Thank you for this site tour. I'm currently working on the restoration of 1.5 acres in SW Florida, and all the information you share is very helpful to me.
Love to hear it. Got some epic Florida content coming before too long
@@byrongrows Are you coming to Florida any time soon?
Byron thanks so much for you and your team for filming this content for the world to see! So amazing to see! Happy planting everyone!
17:23 Last spring I decided to stop irrigating all together I do however use rainwater but I only make compost tea style or Korean natural farming or I am inoculating with some thing like Johnson/su compost, IMO4, Worm castings, JMS, JLF, SuperLabs, I’d like to use root wise as a test as well. Adding these microbes really kick the engines up of the soul food web when you use a micro solution to drench your mulch it really stays wet.
Hey Byron, I’m American. I’m very hooked into the agro forest potential, love what you are doing. Great move on the community. However I’m stuck in America, bitter and disenfranchised with life here in FL to build a agroforestry system for the community under a regime who culls us more every day. Forever land of white cloud
Not true. You are the one who will organize with your community politically to implement agroforestry food farms all over Florida. I believe in you
Every western country is being fcked over.
We’ve got an epic group from Florida in our Food Forest Fellowship community - have you checked that out yet?
Hi I loved your work.
Hey Byron, you didn't stick your hand into the organic material because of snakes (and spiders, scorpions) but then picked up a piece of wood without thinking about it. Careful there! Snakes like to hide alongside logs. Big spiders and scorpions underneath wood that lays on the ground!

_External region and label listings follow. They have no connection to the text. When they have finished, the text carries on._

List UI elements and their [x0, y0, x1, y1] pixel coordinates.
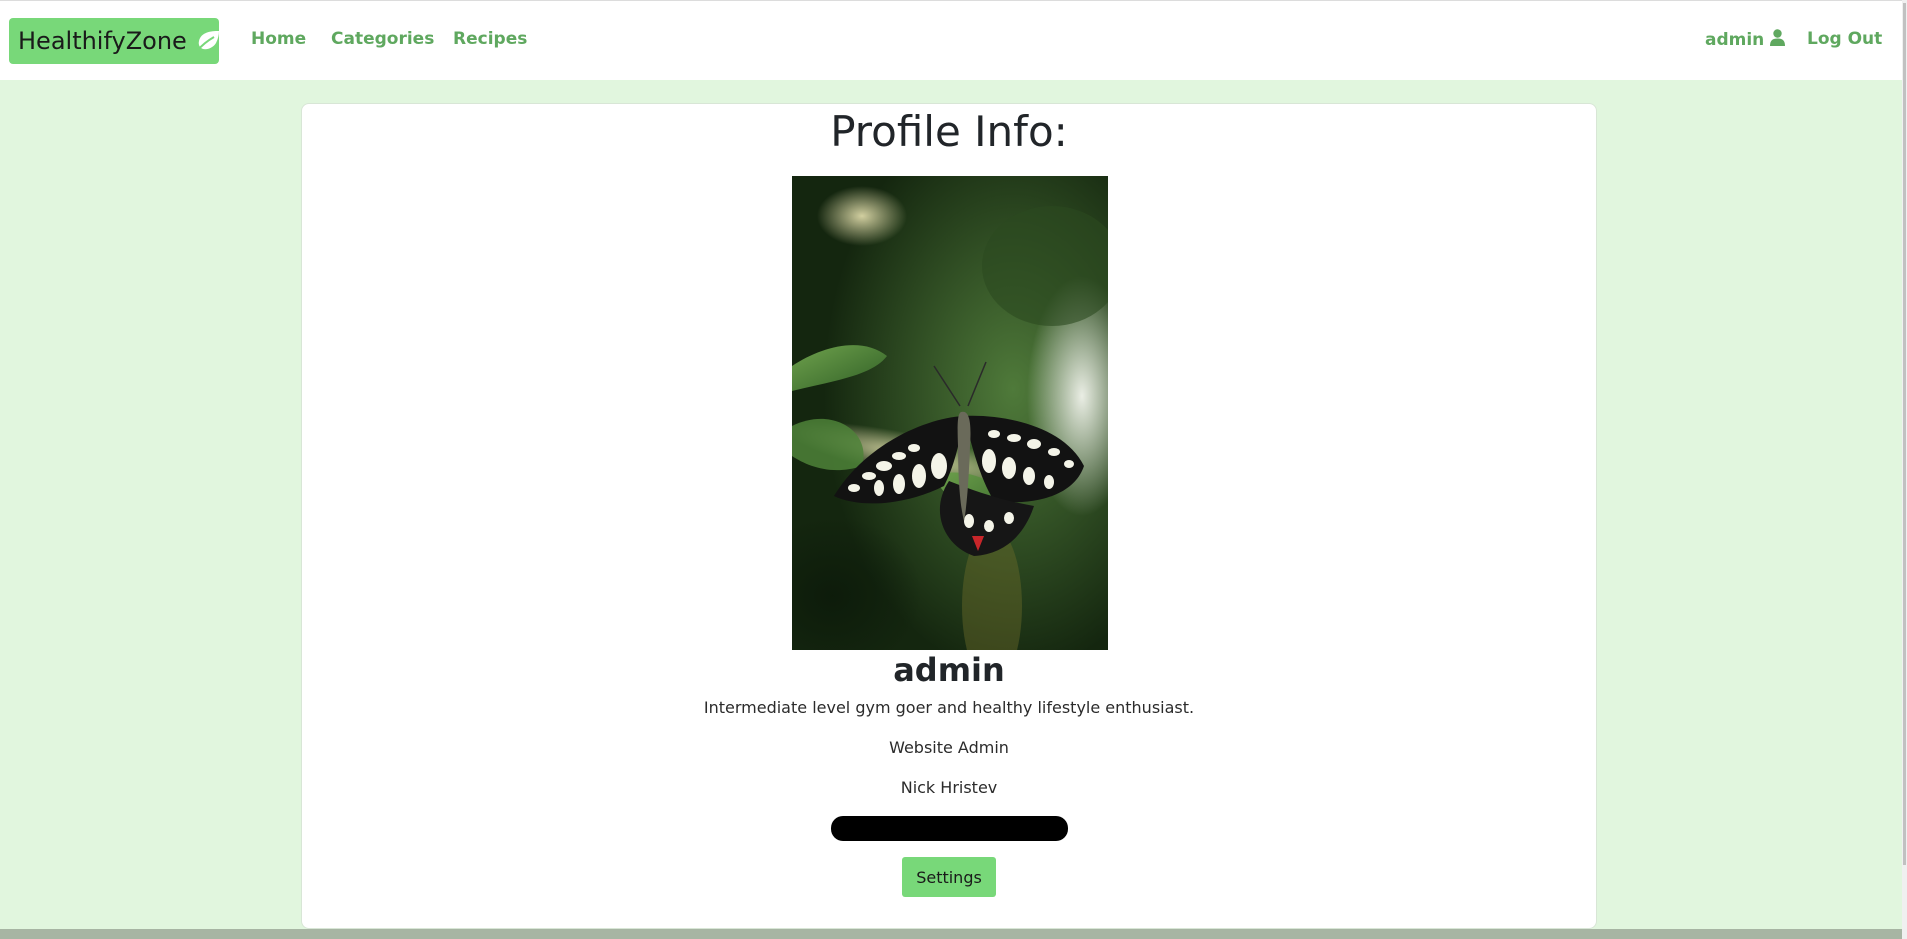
profile-username: admin — [893, 651, 1005, 689]
top-navbar: HealthifyZone Home Categories Recipes ad… — [0, 0, 1902, 80]
profile-card: Profile Info: admin Intermediate level g… — [301, 103, 1597, 929]
nav-link-home[interactable]: Home — [251, 29, 306, 49]
nav-username: admin — [1705, 30, 1765, 50]
profile-full-name: Nick Hristev — [900, 778, 998, 797]
nav-link-categories[interactable]: Categories — [331, 29, 434, 49]
nav-link-user-profile[interactable]: admin — [1705, 29, 1786, 51]
page-title: Profile Info: — [830, 107, 1068, 156]
leaf-icon — [195, 30, 221, 52]
profile-role: Website Admin — [889, 738, 1009, 757]
profile-bio: Intermediate level gym goer and healthy … — [703, 698, 1195, 717]
user-icon — [1764, 29, 1786, 51]
horizontal-scrollbar[interactable] — [0, 929, 1902, 939]
profile-photo — [792, 176, 1108, 650]
vertical-scrollbar-thumb[interactable] — [1903, 3, 1906, 865]
brand-name: HealthifyZone — [18, 27, 187, 55]
nav-link-recipes[interactable]: Recipes — [453, 29, 527, 49]
redacted-field — [831, 816, 1068, 841]
brand-logo-link[interactable]: HealthifyZone — [9, 18, 219, 64]
settings-button[interactable]: Settings — [902, 857, 996, 897]
nav-link-logout[interactable]: Log Out — [1807, 29, 1882, 49]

Another great video Byron but funny watching kiwis fear of snakes and spiders😁
Did you go to Las Catalinas while you were in Guanacaste?
The bugs are loud the guys are quiet.
Good feedback - Thanks
🌱🌱🌱
😘😍🥰🥰
Byron don't like snakes or spiders, guess you are not coming to Australia haha
Its sad to see such great projects and working prople wasting time (timexworkxmoney) iwith unscientific prratices like "weekly spraying microorganisms". The microlife exists in soil at full capacity. Meanning, if conditions - food, humidity, light, temperature, etc- are there the microlife is there, at relative capacity. Spraying (nobody knows what and how much) will not ad anything. Anything but water and sugars. Might as well just irrigate sugary water.

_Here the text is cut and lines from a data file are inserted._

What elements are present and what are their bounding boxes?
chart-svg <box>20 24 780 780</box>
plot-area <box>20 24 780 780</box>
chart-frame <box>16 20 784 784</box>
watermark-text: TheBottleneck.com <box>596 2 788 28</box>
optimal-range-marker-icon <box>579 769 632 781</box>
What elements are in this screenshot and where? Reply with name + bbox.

But another great project. Tanks.
There are different opinions on leaf spraying all sort of things. Leafs do have the ability to absorb certain things, but I agree that microorganisms probably aren't a part of that. On the other hand, they are washed into the ground with the next rain - if they are still alive.
Gathering soil samples from nearby primary forest and inoculations the soil is probably also nothing science has looked much into, but I would assume, it's something very beneficial although I would rather include it into cooled compost to multiply them and distribute them over the agroforst system
@@matthiasbrunger1179 "spraying microrganisms" (wich ones of the 30 000 + microbes, fungus, etc, many of them are harmfull to (some) plants (in some conditions)...?!) In an open ecosystem is like spreading macroorganisms - birds, snakes, dogs...whatever : if the right conditions are there you dont need to bring them in, they come and stay by them selfs. If conditions for them to live well are not there, in a few minutes all of them will be gone.
This is amateur non scientific non sense. A waste of time and work.